Deliberately linking the Sudanese protest movement with the successful Tahrir Square protest movement in Egypt, Girifna called their protests Al-Kandake, in honor of the queens of Nubia. Nubia is a region that includes parts of present-day Northern Sudan and Southern Egypt. When Girifna took demonstrators into the streets of Jabrah neighborhood of Khartoum on Friday, police responded with truncheons and tear gas.
Sudan’s security organ, the National Intelligence Security Service, has not focused solely on the students who take to the streets, but also on known opposition figures, human rights activists, lawyers, and other civil society figures, hoping to nip the protest movement in the bud.
Among those arrested in the past few days are Faisal Shabu, a colleague at Gabralla’s organization for female victims of violence, who was arrested at his office, and reportedly transferred to Kober, Sudan’s highest-security prison.
Other activists thought to be detained at Kober prison include social media activist Usama Ali who was detained on June 22 in a protest in Khartoum; Mohamed Hassan Alim, a high-profile political activist who is now serving his 9th detention due to his activism; and Mohamed Salah, a student activist who is a senior at the University of Khartoum.
That Salah was arrested is no surprise to his family. Salah’s brother, Badr Al-Deen Salah, says his entire family are political activists in one form or another. “When security agents come to our house, we have to ask them who they are here for,” he says.
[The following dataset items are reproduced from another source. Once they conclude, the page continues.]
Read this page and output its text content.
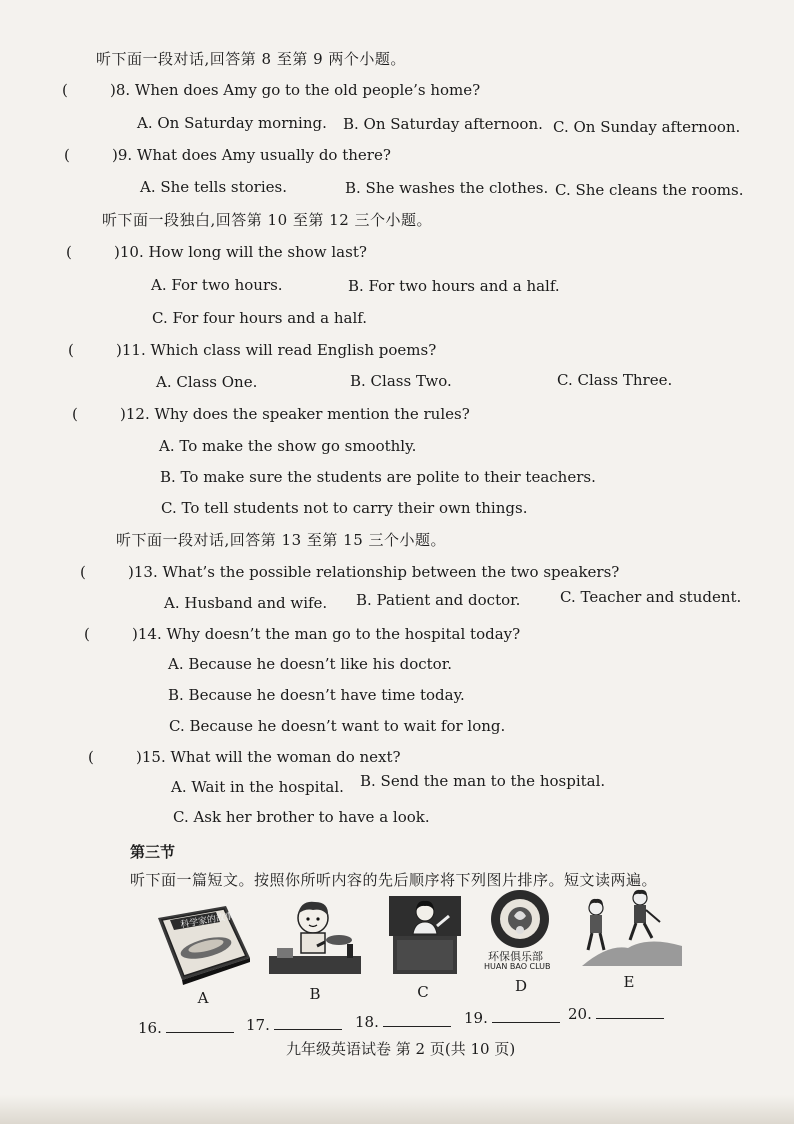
听下面一段对话,回答第 8 至第 9 两个小题。
(	)8. When does Amy go to the old people’s home?
A. On Saturday morning. B. On Saturday afternoon. C. On Sunday afternoon.
(	)9. What does Amy usually do there?
A. She tells stories.	B. She washes the clothes. C. She cleans the rooms.
听下面一段独白,回答第 10 至第 12 三个小题。
(	)10. How long will the show last?
A. For two hours.	B. For two hours and a half.
C. For four hours and a half.
(	)11. Which class will read English poems?
A. Class One.	B. Class Two.	C. Class Three.
(	)12. Why does the speaker mention the rules?
A. To make the show go smoothly.
B. To make sure the students are polite to their teachers.
C. To tell students not to carry their own things.
听下面一段对话,回答第 13 至第 15 三个小题。
(	)13. What’s the possible relationship between the two speakers?
A. Husband and wife. B. Patient and doctor.	C. Teacher and student.
(	)14. Why doesn’t the man go to the hospital today?
A. Because he doesn’t like his doctor.
B. Because he doesn’t have time today.
C. Because he doesn’t want to wait for long.
(	)15. What will the woman do next?
A. Wait in the hospital. B. Send the man to the hospital.
C. Ask her brother to have a look.
第三节
听下面一篇短文。按照你所听内容的先后顺序将下列图片排序。短文读两遍。
科学家的故事
A	B	C
环保俱乐部
HUAN BAO CLUB
D	E
16.	17.	18.	19.	20.
九年级英语试卷 第 2 页(共 10 页)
His mother, Zenab Badr Al-Deen, a teacher and activist, writes weekly open letters to the government calling for his release.
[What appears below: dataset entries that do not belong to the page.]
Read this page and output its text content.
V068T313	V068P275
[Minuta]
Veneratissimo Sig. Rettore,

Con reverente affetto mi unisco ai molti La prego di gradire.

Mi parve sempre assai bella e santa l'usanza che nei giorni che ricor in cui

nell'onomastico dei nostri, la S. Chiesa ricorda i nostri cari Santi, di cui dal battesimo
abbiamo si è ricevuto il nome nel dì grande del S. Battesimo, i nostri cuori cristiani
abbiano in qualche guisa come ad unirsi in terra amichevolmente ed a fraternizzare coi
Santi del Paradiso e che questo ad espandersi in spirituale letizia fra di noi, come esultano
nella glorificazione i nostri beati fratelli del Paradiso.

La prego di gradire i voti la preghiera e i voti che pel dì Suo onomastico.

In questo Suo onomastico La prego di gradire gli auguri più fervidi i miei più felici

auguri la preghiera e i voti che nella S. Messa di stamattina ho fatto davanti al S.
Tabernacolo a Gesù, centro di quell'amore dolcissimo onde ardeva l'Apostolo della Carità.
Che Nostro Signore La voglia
“My son, you have the honor and strength of immortals,” she wrote in one of her recent letters. “Your captors are despicable, broken, their leaders shake in fear. For 15 days, NISS have been prisoners in their castle, while you are free in your cell.”
On Friday, Badr Al-Deen herself was arrested along with Salah’s sister Wala after leaving the protest at the Wad Nubawi mosque in Khartoum, where protesters have taken refuge. She was released a few hours later, just in time to visit her son at the prison for the first time since his arrest.
“His hands were shaking in a strange way, that’s why we believe that he was beaten on his head,” tweeted Salah’s sister, Wala, after their visit on Saturday.
‘I will protest until she is back with me’
Not all of those arrested by the Sudanese regime are protesters. Shaima Adil is an Egyptian journalist based in Khartoum. She was arrested at an Internet cafe in the northern Khartoum suburb of Hajj Yusuf after a protest. Witnesses say she was arrested with a Sudanese-American activist, Yousra Abdullah, and a Sudanese journalist, Marwa Al-Tijani.
Ms. Adil’s mother, hundreds of miles away in Cairo, has begun a hunger strike to protest her daughter’s detention.
At press time, Shaima Adil had reportedly arrived in Cairo along with Egypt’s president, Mohammad Morsi, on Monday. Her mother, Ibtesam Husseni, has said that she will not break her hunger strike until she sees her daughter..
“I was told by the Sudanese ambassador in Cairo that she will be released on Monday, I will protest until she is back with me,” says Ms. Husseni.
Officially, the Sudanese government refuses to acknowledge the mass protests. On Friday, the police spokesperson, Assir Ahmed Omar, told Reuters that nothing happened today in reference to the protests.
“There is nothing going on today, no clashes, nothing happening,” Reuters quoted Mr. Omar as saying on Friday, after police had fired tear gas on protesters at the Imam Abdel Rahman mosque in Omdurman.
Dalia Haj-Omar, a Sudanese civil society and human rights activist, said that the arrests are making the street angrier.
“The violent reaction of the NCP and the unprecedented number of arrests shows that they are a regime afraid of the future and unable to control the present,” said Ms. Haj-Omar.